The Takanawa Great Wooden Gate (高輪大木戸跡, Takanawa ōkido ato) was a wooden gate and checkpoint established by the Tokugawa Shogunate in Edo period Japan to control travel on the Tōkaidō highway and to mark the official entrance to then city of Edo, located in what is now Takanawa, Minato, Tokyo. The gate no longer exists, but the site received protection as a National Historic Site in 1928.

==Overview==
The Takanawa Gate was located on the northeast side of the Sengakuji intersection on Japan National Route 15. Initially, the main entrance to Edo was built in 1616 at Shibaguchi, near what is now Hamamatsucho Station; however, as the city rapidly expanded, the gate was moved 700 meters to the south, just outside Shinagawa-juku. The new structure was completed in 1710. The wooden gate was set up between earthen ramparts measuring nine meters wide by 7.2 meters thick by three meters high, and was painted black. The gate itself was abolished during the latter half of the Edo period, although the security checkpoint remained to enforce the Shogun's regulations that no weapons be permitted into Edo, and no women were permitted to leave, without official permission.
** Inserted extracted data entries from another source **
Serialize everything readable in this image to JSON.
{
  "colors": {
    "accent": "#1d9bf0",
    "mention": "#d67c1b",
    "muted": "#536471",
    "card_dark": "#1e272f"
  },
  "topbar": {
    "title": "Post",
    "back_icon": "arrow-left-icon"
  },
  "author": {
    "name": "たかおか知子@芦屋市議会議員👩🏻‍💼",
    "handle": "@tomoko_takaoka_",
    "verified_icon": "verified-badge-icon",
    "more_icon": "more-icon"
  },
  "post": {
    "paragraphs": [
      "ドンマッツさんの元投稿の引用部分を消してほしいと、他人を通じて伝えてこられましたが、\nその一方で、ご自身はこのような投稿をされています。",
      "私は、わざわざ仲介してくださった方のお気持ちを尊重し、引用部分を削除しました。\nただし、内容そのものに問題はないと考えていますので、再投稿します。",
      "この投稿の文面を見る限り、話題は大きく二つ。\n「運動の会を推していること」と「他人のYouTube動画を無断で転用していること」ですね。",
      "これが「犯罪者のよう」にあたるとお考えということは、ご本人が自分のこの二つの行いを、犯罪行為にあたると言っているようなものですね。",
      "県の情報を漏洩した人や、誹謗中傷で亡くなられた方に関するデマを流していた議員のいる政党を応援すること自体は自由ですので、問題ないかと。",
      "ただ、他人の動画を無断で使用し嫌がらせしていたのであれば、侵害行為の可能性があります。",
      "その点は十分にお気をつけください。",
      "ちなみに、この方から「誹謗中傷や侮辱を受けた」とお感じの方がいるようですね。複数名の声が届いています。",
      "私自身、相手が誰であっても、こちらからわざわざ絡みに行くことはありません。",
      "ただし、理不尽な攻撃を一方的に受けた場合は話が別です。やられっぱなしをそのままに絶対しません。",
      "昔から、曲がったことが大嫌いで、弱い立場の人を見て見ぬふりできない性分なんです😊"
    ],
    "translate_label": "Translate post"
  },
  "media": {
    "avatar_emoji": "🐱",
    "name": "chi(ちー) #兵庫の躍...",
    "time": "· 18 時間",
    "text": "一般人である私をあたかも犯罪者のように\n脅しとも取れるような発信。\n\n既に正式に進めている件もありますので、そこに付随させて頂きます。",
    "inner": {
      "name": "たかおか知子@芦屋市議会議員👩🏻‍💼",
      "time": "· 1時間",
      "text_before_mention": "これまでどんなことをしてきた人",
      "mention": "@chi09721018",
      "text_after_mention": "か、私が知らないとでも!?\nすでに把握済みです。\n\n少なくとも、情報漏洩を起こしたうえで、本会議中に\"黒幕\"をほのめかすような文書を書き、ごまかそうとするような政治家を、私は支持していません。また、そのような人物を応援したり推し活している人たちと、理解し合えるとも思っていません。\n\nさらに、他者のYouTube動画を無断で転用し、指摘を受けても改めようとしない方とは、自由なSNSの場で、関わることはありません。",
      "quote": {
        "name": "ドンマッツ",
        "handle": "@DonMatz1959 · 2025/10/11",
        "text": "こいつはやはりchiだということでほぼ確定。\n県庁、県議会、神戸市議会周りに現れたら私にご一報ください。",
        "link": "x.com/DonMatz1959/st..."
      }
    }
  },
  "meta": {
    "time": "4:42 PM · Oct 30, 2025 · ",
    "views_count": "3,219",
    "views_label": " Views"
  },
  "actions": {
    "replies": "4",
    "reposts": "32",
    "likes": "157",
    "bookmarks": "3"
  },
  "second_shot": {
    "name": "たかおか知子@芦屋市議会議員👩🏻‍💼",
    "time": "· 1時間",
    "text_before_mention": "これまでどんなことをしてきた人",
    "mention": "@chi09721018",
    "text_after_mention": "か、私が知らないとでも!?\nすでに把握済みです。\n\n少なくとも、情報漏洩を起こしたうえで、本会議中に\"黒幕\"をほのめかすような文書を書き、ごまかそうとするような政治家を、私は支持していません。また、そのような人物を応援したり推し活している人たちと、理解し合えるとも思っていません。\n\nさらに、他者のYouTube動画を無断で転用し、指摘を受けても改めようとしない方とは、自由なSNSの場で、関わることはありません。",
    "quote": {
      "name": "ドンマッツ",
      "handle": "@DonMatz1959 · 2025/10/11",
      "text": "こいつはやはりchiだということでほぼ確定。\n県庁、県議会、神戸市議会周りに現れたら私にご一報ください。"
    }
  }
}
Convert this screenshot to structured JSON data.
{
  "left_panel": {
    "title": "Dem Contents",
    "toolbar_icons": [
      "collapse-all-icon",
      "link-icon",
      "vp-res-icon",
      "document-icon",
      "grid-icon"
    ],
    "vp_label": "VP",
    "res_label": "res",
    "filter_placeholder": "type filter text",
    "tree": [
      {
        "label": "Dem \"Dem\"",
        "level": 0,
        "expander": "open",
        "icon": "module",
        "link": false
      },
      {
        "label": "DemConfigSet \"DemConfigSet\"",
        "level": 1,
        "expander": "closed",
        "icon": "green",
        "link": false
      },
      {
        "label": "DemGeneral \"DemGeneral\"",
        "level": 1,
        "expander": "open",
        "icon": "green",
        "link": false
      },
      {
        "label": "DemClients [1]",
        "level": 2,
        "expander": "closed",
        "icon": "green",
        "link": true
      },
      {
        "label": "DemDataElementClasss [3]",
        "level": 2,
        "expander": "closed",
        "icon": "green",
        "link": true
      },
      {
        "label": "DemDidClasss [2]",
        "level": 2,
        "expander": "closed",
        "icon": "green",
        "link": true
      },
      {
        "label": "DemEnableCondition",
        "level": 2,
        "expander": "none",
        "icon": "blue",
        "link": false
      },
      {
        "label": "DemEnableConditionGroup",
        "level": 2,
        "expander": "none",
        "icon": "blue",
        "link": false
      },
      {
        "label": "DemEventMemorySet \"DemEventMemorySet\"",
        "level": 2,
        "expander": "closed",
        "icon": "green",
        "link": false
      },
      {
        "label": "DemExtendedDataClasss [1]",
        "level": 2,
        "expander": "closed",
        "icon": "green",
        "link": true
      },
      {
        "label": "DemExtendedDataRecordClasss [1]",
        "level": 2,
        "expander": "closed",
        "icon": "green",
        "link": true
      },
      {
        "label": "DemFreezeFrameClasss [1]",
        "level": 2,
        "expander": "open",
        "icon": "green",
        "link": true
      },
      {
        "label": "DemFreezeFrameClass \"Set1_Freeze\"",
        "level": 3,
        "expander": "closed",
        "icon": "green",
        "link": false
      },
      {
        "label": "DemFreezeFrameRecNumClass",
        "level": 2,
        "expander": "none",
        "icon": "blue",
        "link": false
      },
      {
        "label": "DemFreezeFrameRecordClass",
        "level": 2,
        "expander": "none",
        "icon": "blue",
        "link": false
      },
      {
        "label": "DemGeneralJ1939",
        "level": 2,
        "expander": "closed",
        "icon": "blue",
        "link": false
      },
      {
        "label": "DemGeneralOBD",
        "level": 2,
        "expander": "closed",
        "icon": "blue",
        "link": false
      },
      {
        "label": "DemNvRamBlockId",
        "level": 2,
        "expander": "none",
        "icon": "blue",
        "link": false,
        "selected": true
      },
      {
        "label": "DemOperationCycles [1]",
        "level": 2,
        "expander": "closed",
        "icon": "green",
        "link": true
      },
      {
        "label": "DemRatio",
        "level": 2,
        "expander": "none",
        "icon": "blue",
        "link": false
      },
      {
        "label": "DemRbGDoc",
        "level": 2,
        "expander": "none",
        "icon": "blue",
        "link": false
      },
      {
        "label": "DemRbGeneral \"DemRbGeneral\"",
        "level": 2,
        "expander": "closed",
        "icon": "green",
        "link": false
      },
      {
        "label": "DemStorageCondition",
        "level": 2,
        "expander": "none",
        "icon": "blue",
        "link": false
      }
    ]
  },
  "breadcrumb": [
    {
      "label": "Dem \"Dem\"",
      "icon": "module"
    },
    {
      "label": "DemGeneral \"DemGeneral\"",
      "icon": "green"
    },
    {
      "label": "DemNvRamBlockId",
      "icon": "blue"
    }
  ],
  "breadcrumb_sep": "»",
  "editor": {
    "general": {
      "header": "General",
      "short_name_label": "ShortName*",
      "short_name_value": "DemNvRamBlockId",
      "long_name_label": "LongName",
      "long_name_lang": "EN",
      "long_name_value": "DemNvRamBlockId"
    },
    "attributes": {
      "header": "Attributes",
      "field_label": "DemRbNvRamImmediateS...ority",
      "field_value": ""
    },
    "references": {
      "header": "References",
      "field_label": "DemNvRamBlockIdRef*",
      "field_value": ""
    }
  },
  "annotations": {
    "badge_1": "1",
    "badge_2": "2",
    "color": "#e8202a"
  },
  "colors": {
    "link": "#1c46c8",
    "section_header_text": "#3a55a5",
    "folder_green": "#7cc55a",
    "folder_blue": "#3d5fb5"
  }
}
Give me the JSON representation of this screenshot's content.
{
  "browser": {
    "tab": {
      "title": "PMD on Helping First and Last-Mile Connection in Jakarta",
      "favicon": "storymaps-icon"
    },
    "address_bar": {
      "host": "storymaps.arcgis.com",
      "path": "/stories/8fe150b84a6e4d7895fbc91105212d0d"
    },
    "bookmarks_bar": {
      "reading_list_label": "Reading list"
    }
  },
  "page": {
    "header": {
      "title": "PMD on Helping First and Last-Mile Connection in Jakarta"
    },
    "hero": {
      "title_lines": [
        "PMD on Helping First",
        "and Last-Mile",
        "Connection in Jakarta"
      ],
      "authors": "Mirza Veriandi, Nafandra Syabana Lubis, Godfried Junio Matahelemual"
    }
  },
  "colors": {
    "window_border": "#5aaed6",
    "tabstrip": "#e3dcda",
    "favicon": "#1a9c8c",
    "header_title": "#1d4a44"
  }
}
The gate was opened at dawn and closed at dusk. Inō Tadataka, famed for his maps of Japan, used this location as the base point for his surveys. The stone wall on the west side was removed in the first year of the Meiji period, and now only the stone wall on the east side remains.

The site is marked by a monument, and is short walk from the A4 exit of Sengakuji Station on the Toei Asakusa Line. On March 14, 2020 Takanawa Gateway Station on the JR East Yamanote Line opened nearby.